Summary of How to control LM2596 buck-converter with microcontroller
Summary: The article explains how to adjust a buck converter (like LM2596) output by injecting an external voltage into its feedback pin via a resistor divider. A microcontroller can generate that external voltage using PWM, an RC low-pass filter, and a voltage-follower op amp. Stability of the microcontroller supply is critical because PWM amplitude affects the generated voltage. The article shows calculating the divider resistor when the lower resistor is 330 ohm to scale 5V PWM down to 1.25V, yielding about 990 ohm.
Parts used in the How to control LM2596 buck-converter with microcontroller:
- LM2596 buck converter module
- Voltage divider resistors (example: 330 ohm and ~990 ohm)
- Trimmer resistor (on buck module for manual adjustment)
- Microcontroller (generates PWM)
- RC low-pass filter (to smooth PWM)
- Operational amplifier (configured as voltage follower/buffer)
- Stable power supply for the microcontroller
- Connecting resistors to inject external voltage into feedback pin
Those buck converters will change the output voltage to make the feedback pin, connected to the output via a voltage divider, become 1.25V or so. If feedback is higher, output gets lower and vice versa. If one changes the ratio of resistors in voltage divider, output voltage will change. This is usually done by turning a trimmer resistor with a screwdriver. That is good enough for many applications where voltage will be set only once, but sometimes there is a need to adjust the output voltage more frequently.
External voltage can pull the feedback pin’s voltage higher or lower when applied to it through a resistor. That would make a summer circuit where output voltage of buck converter and external voltage are inputs and output is junction which connects to the feedback pin connects. That external voltage can be generated with just about any microcontroller. Microcontroller generates PWM signal, which is smoothed with RC low pass filter and then buffered with an operational amplifier configured as a voltage follower. Thanks to Hackaday’s Al Williams for pointing this out: I didn’t remember to mention this clearly enough in the video: Circuit shown in this demonstration needs to have really stable power supply for the microcontroller, as the PWM signal’s amplitude depends on the power supply. So any changes on power supply’s voltage will affect the amplitude of the generated voltage and therefore the buck-converter’s output voltage.

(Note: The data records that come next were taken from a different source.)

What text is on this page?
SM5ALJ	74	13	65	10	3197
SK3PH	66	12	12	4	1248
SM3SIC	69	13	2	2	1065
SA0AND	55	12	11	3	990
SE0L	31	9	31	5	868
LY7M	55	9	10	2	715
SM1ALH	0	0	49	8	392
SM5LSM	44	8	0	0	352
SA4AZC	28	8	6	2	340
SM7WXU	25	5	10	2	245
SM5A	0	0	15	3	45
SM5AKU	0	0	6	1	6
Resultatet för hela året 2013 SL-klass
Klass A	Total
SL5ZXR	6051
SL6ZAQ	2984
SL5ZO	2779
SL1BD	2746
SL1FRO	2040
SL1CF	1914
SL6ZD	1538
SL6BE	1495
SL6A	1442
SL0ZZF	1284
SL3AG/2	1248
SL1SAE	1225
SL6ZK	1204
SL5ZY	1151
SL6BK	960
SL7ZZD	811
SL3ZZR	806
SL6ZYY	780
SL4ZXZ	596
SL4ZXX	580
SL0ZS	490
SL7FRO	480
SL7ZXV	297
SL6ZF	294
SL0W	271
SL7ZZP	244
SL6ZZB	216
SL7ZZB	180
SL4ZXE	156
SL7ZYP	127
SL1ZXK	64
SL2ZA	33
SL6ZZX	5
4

In my demonstration the PWM-signal’s maximum voltage and therefore maximum signal generated is 5V. When buck converter’s maximum output is set high enough (lets say 12->V) adjustable resistor’s (which is one between output and feedback) resistance will be relative high compared to the resistance of buck converter module’s fixed resistor (which is 330ohm in this case). Therefore when trying to adjust converter’s output to zero or as low as possible with microcontroller, the output voltage’s effect to voltage on feedback pin will be marginal. Therefore we just need to figure out resistor for voltage divider that divides 5V to 1.25V, where lower resistor is 330 ohm. That is simple task: R = (5V * 330ohm – 1.25V * 330ohm)/1.25V = 990ohm
For more detail: How to control LM2596 buck-converter with microcontroller
- How does the buck converter regulate its output?
The buck converter adjusts output so the feedback pin voltage (via a divider) becomes about 1.25V; if feedback is higher output lowers and vice versa. - Can a microcontroller change the buck converter output?
Yes, by generating an external voltage via PWM, smoothing it with an RC filter, and buffering with an op amp, then applying it to the feedback junction through a resistor. - What components generate the external voltage from the microcontroller?
PWM from the microcontroller, an RC low-pass filter to smooth it, and an operational amplifier configured as a voltage follower to buffer it. - Does the microcontroller power supply matter?
Yes, the microcontroller supply must be really stable because PWM amplitude depends on it and affects the buck converter output. - How do you choose the resistor values for the divider when using 5V PWM and 330 ohm lower resistor?
Calculate the upper resistor so 5V is divided to 1.25V with the lower resistor 330 ohm; the article shows R ≈ 990 ohm. - Why is the adjustable resistor on the module still important?
The module trimmer sets the converter maximum output and affects relative resistor values so the microcontroller can adjust the output range effectively. - What happens if the buck converter maximum output is set much higher than the controlled range?
The adjustable resistor will be relatively high compared to the fixed 330 ohm, making it easier for the microcontroller-injected voltage to adjust the output down to low values. - How is the external voltage applied to the feedback pin?
Through a resistor that forms a summing junction with the converter output divider so the feedback pin sees the summed voltage.